I'd certainly be keen to get nagalase done though. At least that might tell us if there's any point holding our hopes up for GcMAF.

I know Dr Bill Reeder was arranging sending nagalase tests to europe in bulk over in NZ. I'm not sure if he's still doing it or if it's applicable for Australians?

Dr Don Lewis in Melbourne is using MAF 314, maybe he can arrange nagalase testing?? These are things I also would like to know.

There's also the implications of VDR polymorphisms. Has it been decided whether these matter yet? I heard at some point the Dr Enlander was disregarding this altogether and in some patients wasn't even correcting Vitamin D levels?
 

hixxy

Senior Member
Messages
1,229
Likes
1,420
Location
Australia
Wouldn't it be nice if Bond University did a GcMAF clinical trial? (Or some other exciting new treatment for that matter!)

Sorry about he flood of replies, but I've also heard that some people are having trouble getting GcMAF into Australia now. I heard this from a family member of a cancer patient who joined the forums specifically to ask me a question about sourcing GcMAF via NZ.

She had seen some my previous posts via google.

I do hope this isn't so.
 

garcia

Aristocrat Extraordinaire
Messages
975
Likes
248
Location
UK
Age old debate.

How do you personally classify these 2 groups Garcia?
Informally I would say: ME patients have neurological signs/symptoms (ME is a neurological disease after all), ME patients tend to have overt inflammation (as in "encephalomyelitis"), ME patients tend to have severe HPA-axis dysregulation (usually non responsive to hormonal supplementation), ME patients tend to have severe brain symptoms (Dr Peterson says severe patients have cognitive dysfunction as their main symptom).
 

heapsreal

iherb 10% discount code OPA989,
Messages
9,451
Likes
9,229
Location
australia (brisbane)
I think dr deed has seen a few cure alls for me/cfs in his time, especially when he worked with dr whiting who from what i can gather tried and tested everything. He has mentioned to me of aussie patients treated with ampligen many years ago here in bris and got much worse and never recovered from this relapse etc. I think he likes to sit back and wait now days especially from a safety point as new treatments we are just lab rats i guess. But he is open to other treatments that many docs here would not even consider like antivirals etc.

I dont know if he would have the time to run a gcmaf trial of his own, although it would be nice. Bond uni doing a treatment trial would be good as they have mentioned ritux and b-cell depletion stuff before but i think they are more concerned with developing a diagnostic test.

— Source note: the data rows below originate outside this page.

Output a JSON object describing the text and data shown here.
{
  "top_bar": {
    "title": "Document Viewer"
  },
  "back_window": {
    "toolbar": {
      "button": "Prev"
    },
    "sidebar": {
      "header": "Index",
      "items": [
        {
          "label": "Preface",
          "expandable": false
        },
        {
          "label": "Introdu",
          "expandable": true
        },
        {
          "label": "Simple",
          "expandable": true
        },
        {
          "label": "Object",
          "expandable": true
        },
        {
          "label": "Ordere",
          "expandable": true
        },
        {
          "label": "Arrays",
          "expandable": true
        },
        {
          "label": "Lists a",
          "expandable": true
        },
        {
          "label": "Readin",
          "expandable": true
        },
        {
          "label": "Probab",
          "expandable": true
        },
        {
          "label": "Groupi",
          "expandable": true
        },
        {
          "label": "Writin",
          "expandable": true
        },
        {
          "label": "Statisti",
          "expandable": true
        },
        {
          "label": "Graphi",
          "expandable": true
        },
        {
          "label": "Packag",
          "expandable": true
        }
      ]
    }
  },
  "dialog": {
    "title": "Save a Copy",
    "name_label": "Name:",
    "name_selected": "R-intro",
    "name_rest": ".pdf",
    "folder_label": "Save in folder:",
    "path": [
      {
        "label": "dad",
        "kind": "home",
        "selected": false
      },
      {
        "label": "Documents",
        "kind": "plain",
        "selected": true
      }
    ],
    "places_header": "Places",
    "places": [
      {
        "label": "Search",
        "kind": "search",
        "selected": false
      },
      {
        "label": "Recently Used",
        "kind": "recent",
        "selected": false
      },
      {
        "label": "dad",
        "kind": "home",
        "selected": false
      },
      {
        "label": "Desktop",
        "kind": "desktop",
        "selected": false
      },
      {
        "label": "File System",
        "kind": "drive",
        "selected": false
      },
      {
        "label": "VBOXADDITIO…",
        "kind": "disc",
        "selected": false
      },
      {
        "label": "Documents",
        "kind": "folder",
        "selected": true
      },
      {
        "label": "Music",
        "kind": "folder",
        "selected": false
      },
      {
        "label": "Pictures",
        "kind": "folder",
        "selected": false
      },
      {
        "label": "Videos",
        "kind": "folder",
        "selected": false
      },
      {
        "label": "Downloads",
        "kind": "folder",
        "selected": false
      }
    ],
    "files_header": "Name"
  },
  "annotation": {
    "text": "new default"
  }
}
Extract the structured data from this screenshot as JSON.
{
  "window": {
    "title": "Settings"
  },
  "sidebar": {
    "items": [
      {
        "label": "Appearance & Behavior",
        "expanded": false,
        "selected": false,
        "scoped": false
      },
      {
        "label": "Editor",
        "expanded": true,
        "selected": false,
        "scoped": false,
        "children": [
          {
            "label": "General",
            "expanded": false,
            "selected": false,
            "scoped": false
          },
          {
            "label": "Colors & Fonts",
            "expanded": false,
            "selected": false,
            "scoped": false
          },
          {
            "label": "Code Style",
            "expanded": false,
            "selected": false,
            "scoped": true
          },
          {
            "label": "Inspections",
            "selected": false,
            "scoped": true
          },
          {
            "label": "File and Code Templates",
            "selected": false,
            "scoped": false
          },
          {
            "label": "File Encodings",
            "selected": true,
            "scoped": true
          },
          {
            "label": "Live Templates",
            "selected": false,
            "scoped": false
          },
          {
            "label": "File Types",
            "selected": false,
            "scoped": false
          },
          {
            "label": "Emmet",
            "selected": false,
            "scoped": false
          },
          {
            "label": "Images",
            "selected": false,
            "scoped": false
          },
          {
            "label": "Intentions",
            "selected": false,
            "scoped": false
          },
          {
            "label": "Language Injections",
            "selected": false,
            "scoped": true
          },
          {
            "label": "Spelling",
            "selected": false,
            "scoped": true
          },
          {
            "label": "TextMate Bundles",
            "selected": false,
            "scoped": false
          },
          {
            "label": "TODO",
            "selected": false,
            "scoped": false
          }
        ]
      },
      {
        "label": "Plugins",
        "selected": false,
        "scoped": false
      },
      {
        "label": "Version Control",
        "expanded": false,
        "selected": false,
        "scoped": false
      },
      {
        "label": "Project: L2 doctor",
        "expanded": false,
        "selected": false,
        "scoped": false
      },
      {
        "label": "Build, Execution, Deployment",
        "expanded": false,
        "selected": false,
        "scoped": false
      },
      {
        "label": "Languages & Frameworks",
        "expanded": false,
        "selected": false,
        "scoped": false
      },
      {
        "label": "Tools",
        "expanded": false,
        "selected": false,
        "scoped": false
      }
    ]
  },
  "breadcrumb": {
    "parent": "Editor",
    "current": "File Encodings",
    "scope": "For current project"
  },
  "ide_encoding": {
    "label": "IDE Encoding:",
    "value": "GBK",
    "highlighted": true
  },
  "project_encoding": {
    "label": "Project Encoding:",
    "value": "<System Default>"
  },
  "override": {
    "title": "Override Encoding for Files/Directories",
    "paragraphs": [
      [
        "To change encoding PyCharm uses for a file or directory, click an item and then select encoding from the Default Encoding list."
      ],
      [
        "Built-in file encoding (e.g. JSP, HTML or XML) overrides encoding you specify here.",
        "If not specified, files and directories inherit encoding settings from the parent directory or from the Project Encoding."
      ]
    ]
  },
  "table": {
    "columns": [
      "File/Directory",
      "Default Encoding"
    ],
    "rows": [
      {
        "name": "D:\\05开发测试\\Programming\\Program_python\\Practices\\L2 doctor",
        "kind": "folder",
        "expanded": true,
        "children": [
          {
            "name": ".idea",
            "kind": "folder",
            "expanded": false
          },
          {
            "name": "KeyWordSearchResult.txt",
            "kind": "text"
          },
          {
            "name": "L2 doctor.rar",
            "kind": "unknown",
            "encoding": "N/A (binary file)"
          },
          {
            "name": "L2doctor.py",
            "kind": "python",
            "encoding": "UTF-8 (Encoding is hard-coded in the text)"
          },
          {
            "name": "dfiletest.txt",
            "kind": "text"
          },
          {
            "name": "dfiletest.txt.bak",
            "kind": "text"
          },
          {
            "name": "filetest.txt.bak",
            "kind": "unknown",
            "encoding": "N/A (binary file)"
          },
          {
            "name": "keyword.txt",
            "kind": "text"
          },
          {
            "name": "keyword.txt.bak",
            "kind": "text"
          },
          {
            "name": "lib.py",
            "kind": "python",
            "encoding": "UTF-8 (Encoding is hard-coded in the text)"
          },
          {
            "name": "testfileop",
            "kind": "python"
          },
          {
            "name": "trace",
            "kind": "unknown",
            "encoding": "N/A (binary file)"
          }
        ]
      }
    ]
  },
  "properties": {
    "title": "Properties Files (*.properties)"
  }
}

If i had a bet i would put it on ritux in combo with antivirals.
 

heapsreal

iherb 10% discount code OPA989,
Messages
9,451
Likes
9,229
Location
australia (brisbane)
Informally I would say: ME patients have neurological signs/symptoms (ME is a neurological disease after all), ME patients tend to have overt inflammation (as in "encephalomyelitis"), ME patients tend to have severe HPA-axis dysregulation (usually non responsive to hormonal supplementation), ME patients tend to have severe brain symptoms (Dr Peterson says severe patients have cognitive dysfunction as their main symptom).
Causes too many arguements for now, even research being done in this area doesnt seperate ME from cfs. Maybe its a severity thing????